Anche per ragioni strettamente economiche. Stando a un documento pubblicato congiuntamente da New Climate Economy, World Resource Institute e International Trade Union Confederation, investire nell’energia solare fotovoltaica crea 1,5 volte più posti di lavoro rispetto all’investimento della stessa quantità in combustibili fossili; migliorare l’efficienza energetica degli edifici crea 2,8 volte più posti di lavoro dei combustibili fossili per dollaro speso; il trasporto di massa crea 1,4 volte più posti di lavoro rispetto alla costruzione e riparazione di strade, e il ripristino dell’ecosistema crea 3,7 volte più posti di lavoro della produzione di petrolio e gas. Si tratta di numeri che confermano le tesi sostenute da Jeremy Rifkin, uno dei più convinti e convincenti sostenitori della transizione verso un’economia decarbonizzata, il quale ha affermato che la transizione verso un’economia svincolata dai combustibili fossili non costituisce un ostacolo al benessere, ma rappresenta un investimento che, a medio termine, è in grado di generare il miglioramento delle condizioni di vita per molti. La formula chiave, usata da Rifkin e altri autori, è Green New Deal, nuovo patto verde, che evidentemente si rifà al New Deal di Roosevelt che negli anni ’30 rilanciò l’economia americana dopo la crisi del 1929. E di Green New Deal ha parlato anche l’attuale Commissione europea presieduta da Ursula von der Leyen, che ha posto questo tema al centro della propria strategia. Il piano prevede una serie di investimenti nelle tecnologie che rispettano l’ambiente allo scopo, tra l’altro, di promuovere l’impiego di energie rinnovabili per decarbonizzare il settore energetico, ripristinare gli ecosistemi degradati e allargare sempre di più le aree terrestri e marine protette, favorire la sostenibilità della produzione alimentare, sostenere l’industria attraverso l’innovazione affinché sia motore di cambiamento e crescita, incentivare una costruzione edilizia con prestazione energetica efficiente, introdurre forme di trasporto pulite ed economiche.
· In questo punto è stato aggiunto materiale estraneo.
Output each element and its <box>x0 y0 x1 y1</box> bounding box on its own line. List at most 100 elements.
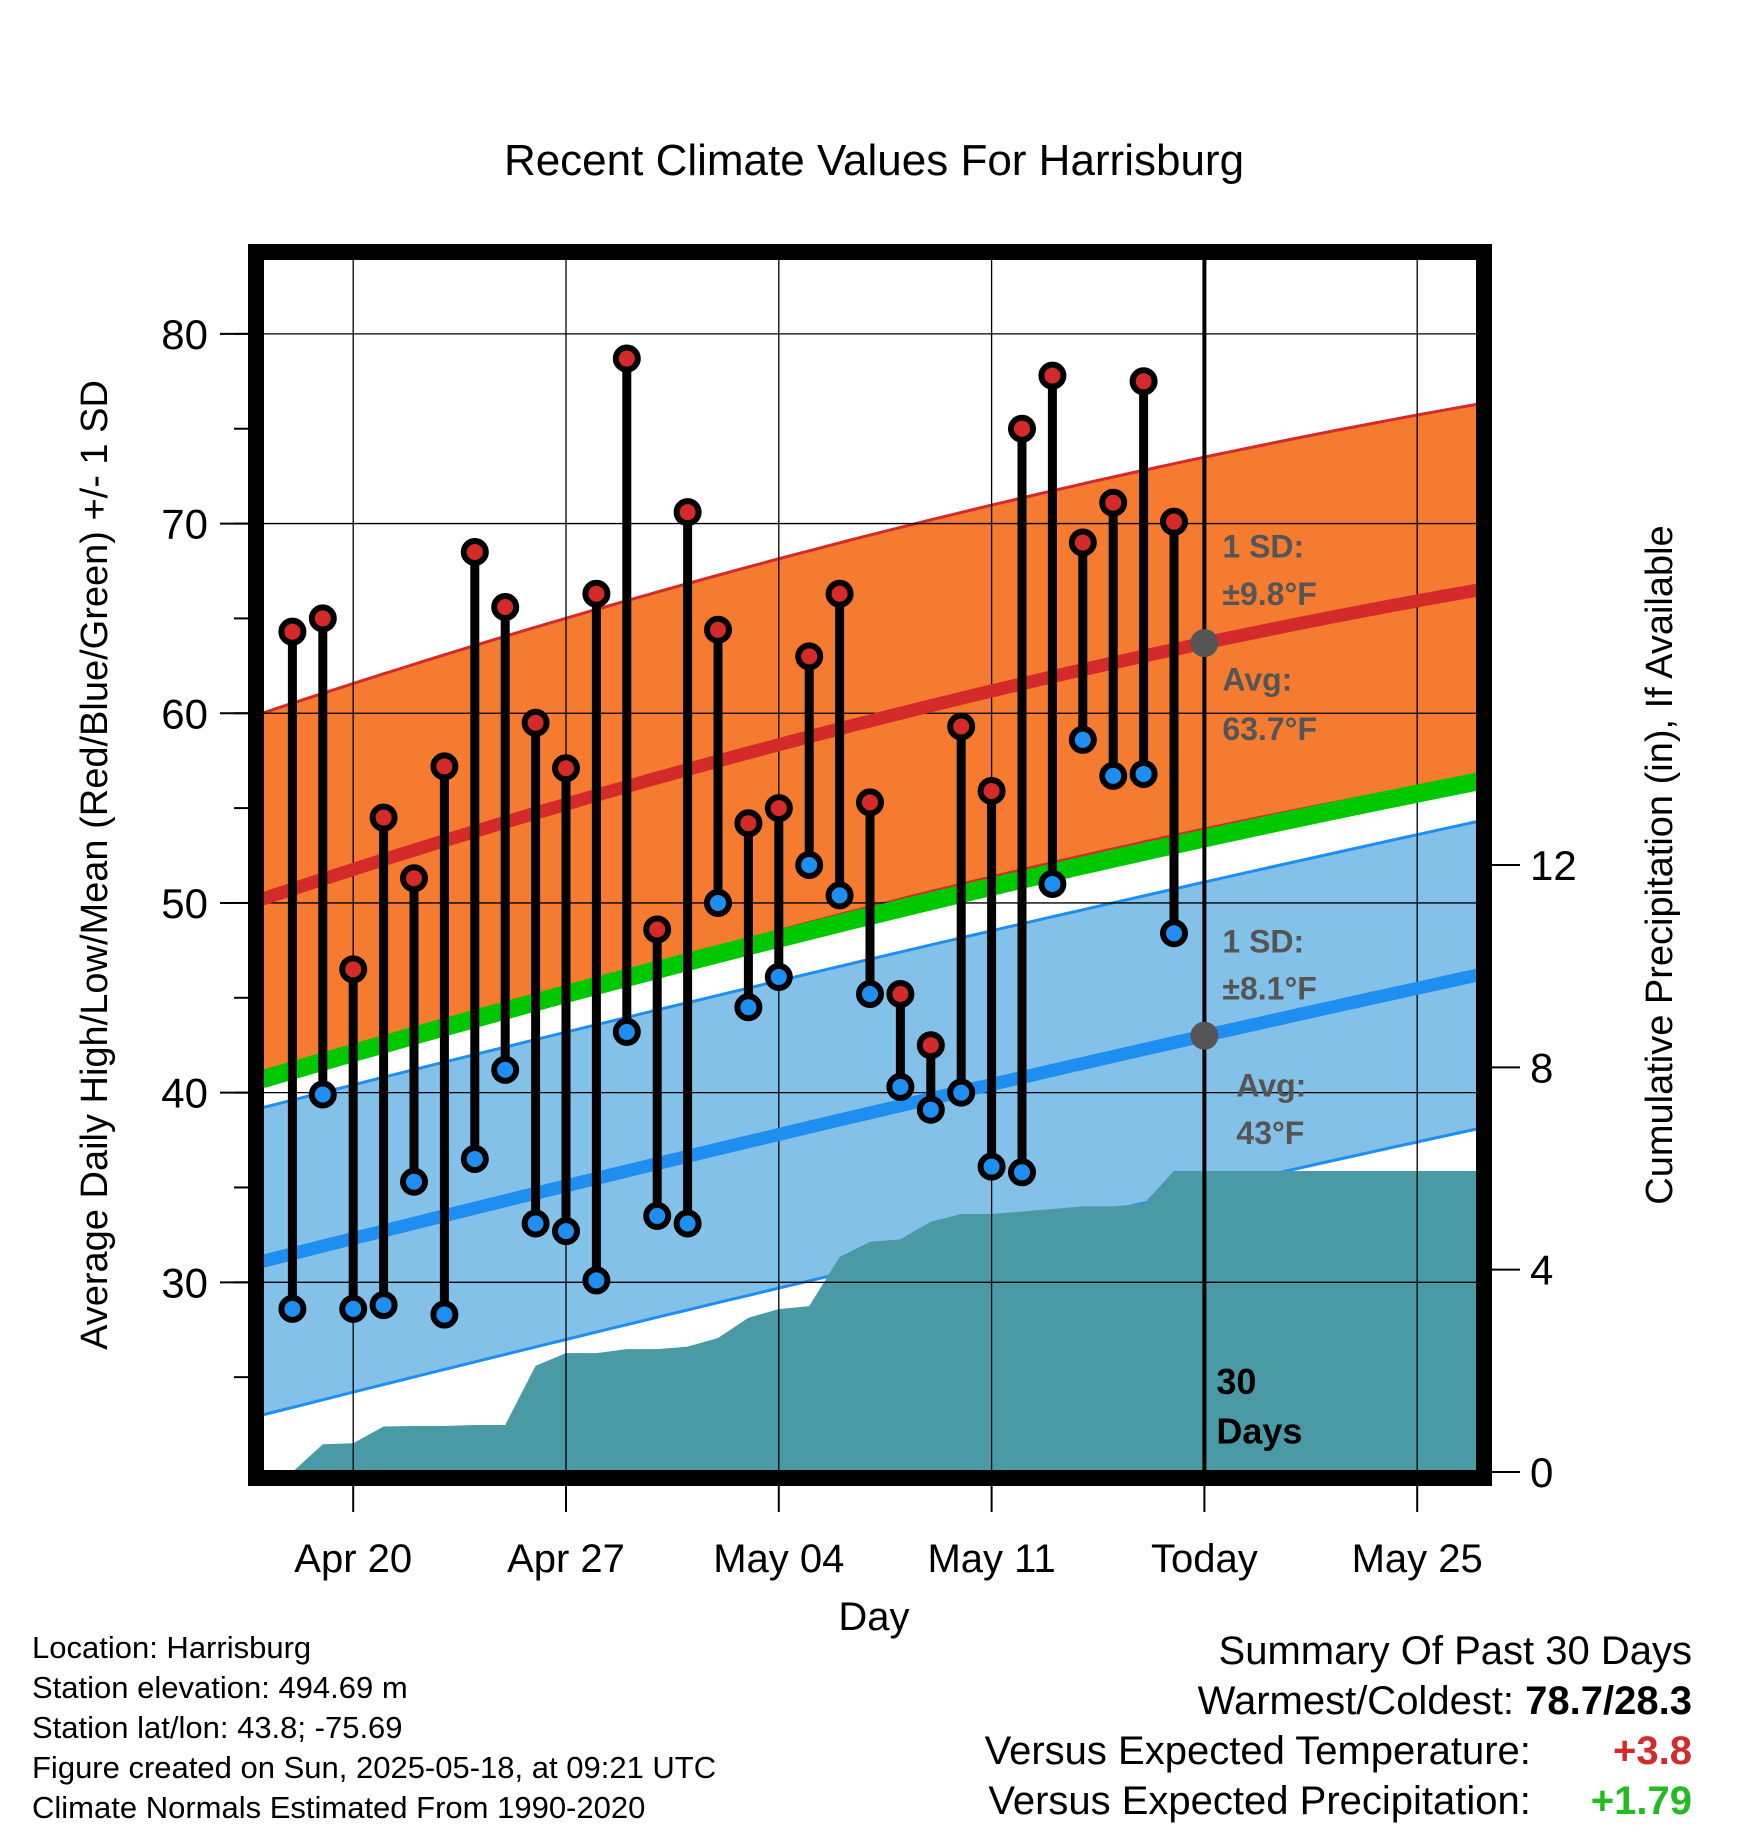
low-avg-label: Avg: <box>1236 1067 1306 1103</box>
precip-value: +1.79 <box>1590 1779 1692 1823</box>
summary-temp-row: Versus Expected Temperature: +3.8 <box>985 1726 1692 1776</box>
daily-high-point <box>369 803 398 832</box>
temp-label: Versus Expected Temperature: <box>984 1729 1531 1773</box>
daily-low-point <box>400 1167 428 1196</box>
daily-low-point <box>1160 919 1188 948</box>
x-tick-label: May 11 <box>927 1537 1055 1581</box>
y-left-tick-label: 40 <box>161 1070 208 1117</box>
daily-high-point <box>704 615 732 644</box>
daily-high-point <box>825 579 854 608</box>
low-avg-value: 43°F <box>1236 1115 1304 1151</box>
normal-high-mean-line <box>262 583 1478 906</box>
y-right-tick-label: 8 <box>1530 1044 1553 1091</box>
daily-low-point <box>764 962 793 991</box>
daily-high-point <box>916 1031 945 1060</box>
summary-panel: Summary Of Past 30 Days Warmest/Coldest:… <box>985 1626 1692 1826</box>
daily-low-point <box>491 1055 520 1084</box>
x-axis-label: Day <box>838 1595 909 1639</box>
daily-high-point <box>612 344 641 373</box>
precip-label: Versus Expected Precipitation: <box>988 1779 1531 1823</box>
station-info: Location: Harrisburg Station elevation: … <box>32 1628 716 1828</box>
x-tick-label: Apr 27 <box>507 1537 625 1581</box>
daily-high-point <box>1008 414 1036 443</box>
y-axis-label-left: Average Daily High/Low/Mean (Red/Blue/Gr… <box>74 380 116 1350</box>
high-sd-value: ±9.8°F <box>1222 576 1316 612</box>
y-right-tick-label: 0 <box>1530 1449 1553 1496</box>
daily-low-point <box>947 1078 976 1107</box>
x-tick-label: May 25 <box>1352 1537 1483 1581</box>
daily-high-point <box>795 642 824 671</box>
y-left-tick-label: 60 <box>161 690 208 737</box>
daily-high-point <box>430 752 459 781</box>
daily-high-point <box>582 579 611 608</box>
daily-high-point <box>308 604 337 633</box>
daily-low-point <box>704 888 732 917</box>
daily-low-point <box>430 1300 459 1329</box>
daily-low-point <box>308 1080 337 1109</box>
today-low-avg-marker <box>1190 1021 1219 1050</box>
y-left-tick-label: 70 <box>161 501 208 548</box>
daily-low-point <box>1008 1158 1036 1187</box>
daily-high-point <box>886 979 915 1008</box>
daily-high-point <box>947 712 976 741</box>
daily-low-point <box>643 1201 672 1230</box>
daily-high-point <box>460 538 489 567</box>
daily-high-point <box>977 777 1006 806</box>
daily-high-point <box>1129 367 1158 396</box>
latlon-text: Station lat/lon: 43.8; -75.69 <box>32 1710 403 1745</box>
daily-high-point <box>764 794 793 823</box>
created-text: Figure created on Sun, 2025-05-18, at 09… <box>32 1750 717 1785</box>
warmest-coldest-label: Warmest/Coldest: <box>1197 1679 1515 1723</box>
y-left-tick-label: 80 <box>161 311 208 358</box>
high-avg-label: Avg: <box>1222 661 1292 697</box>
high-avg-value: 63.7°F <box>1222 711 1317 747</box>
daily-low-point <box>552 1217 580 1246</box>
daily-low-point <box>612 1017 641 1046</box>
daily-low-point <box>1038 869 1067 898</box>
chart-title: Recent Climate Values For Harrisburg <box>504 136 1244 185</box>
warmest-coldest-value: 78.7/28.3 <box>1525 1679 1692 1723</box>
daily-low-point <box>369 1291 398 1320</box>
daily-high-point <box>1038 361 1067 390</box>
daily-low-point <box>1099 761 1128 790</box>
daily-high-point <box>1099 488 1128 517</box>
y-right-tick-label: 12 <box>1530 842 1577 889</box>
y-left-tick-label: 50 <box>161 880 208 927</box>
daily-high-point <box>673 498 702 527</box>
daily-high-point <box>856 788 884 817</box>
daily-high-point <box>1160 507 1188 536</box>
daily-high-point <box>734 809 763 838</box>
normals-text: Climate Normals Estimated From 1990-2020 <box>32 1790 646 1825</box>
daily-low-point <box>339 1294 368 1323</box>
window-label-number: 30 <box>1216 1361 1256 1402</box>
low-sd-value: ±8.1°F <box>1222 971 1316 1007</box>
y-right-tick-label: 4 <box>1530 1247 1553 1294</box>
cumulative-precip-area <box>292 1171 1478 1472</box>
temp-value: +3.8 <box>1613 1729 1692 1773</box>
high-sd-label: 1 SD: <box>1222 529 1304 565</box>
daily-high-point <box>339 955 368 984</box>
x-tick-label: Apr 20 <box>294 1537 412 1581</box>
summary-precip-row: Versus Expected Precipitation: +1.79 <box>985 1776 1692 1826</box>
daily-low-point <box>460 1145 489 1174</box>
elevation-text: Station elevation: 494.69 m <box>32 1670 408 1705</box>
daily-low-point <box>734 993 763 1022</box>
daily-high-point <box>521 708 550 737</box>
daily-low-point <box>977 1152 1006 1181</box>
normal-low-mean-line <box>262 968 1478 1268</box>
x-tick-label: May 04 <box>713 1537 844 1581</box>
low-sd-label: 1 SD: <box>1222 923 1304 959</box>
daily-high-point <box>1068 528 1097 557</box>
daily-high-point <box>400 864 428 893</box>
daily-low-point <box>521 1209 550 1238</box>
daily-high-point <box>552 754 580 783</box>
x-tick-label: Today <box>1151 1537 1258 1581</box>
daily-low-point <box>795 851 824 879</box>
daily-high-point <box>643 915 672 944</box>
daily-low-point <box>886 1072 915 1101</box>
location-text: Location: Harrisburg <box>32 1630 312 1665</box>
daily-low-point <box>673 1209 702 1238</box>
daily-low-point <box>1129 759 1158 788</box>
y-left-tick-label: 30 <box>161 1259 208 1306</box>
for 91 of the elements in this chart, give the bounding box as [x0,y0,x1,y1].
Attraverso la definizione di questi obiettivi, l’Ue si candida a diventare il primo continente a impatto climatico zero entro il 2050.

 

C’è tuttavia un aspetto che merita di essere sottolineato. Anche se il cambiamento climatico è un problema globale la cui soluzione non può prescindere dalla cooperazione di tutti i paesi del mondo, quando si tratta di valutare in che modo le energie rinnovabili e la transizione energetica possano andare a beneficio delle persone è necessario ricordare che le politiche di adattamento si realizzano tipicamente a livello locale. Anche per delle banali ragioni materiali: le energie rinnovabili creano occupazione e attività economica in modo territorialmente più disperso rispetto alle industrie energetiche convenzionali. Si pensi soltanto, per fare un esempio, alla differenza tra una singola centrale elettrica e una moltitudine di turbine eoliche. Il cambiamento climatico è un problema mondiale che richiede soluzioni a livello territoriale. Sono i territori e le comunità locali a doversi esporre in prima linea per muoversi alla ricerca di soluzioni alla crisi climatica, attenuare l’impatto del riscaldamento globale e rafforzare la resilienza. Se a livello globale è necessario definire una governance che rappresenti ed equilibri gli interessi spesso contrastanti tra i diversi paesi, è a livello locale che molto può essere fatto, tramite il rafforzamento dei territori, del ruolo degli Stati e dell’Europa in chiave federalista.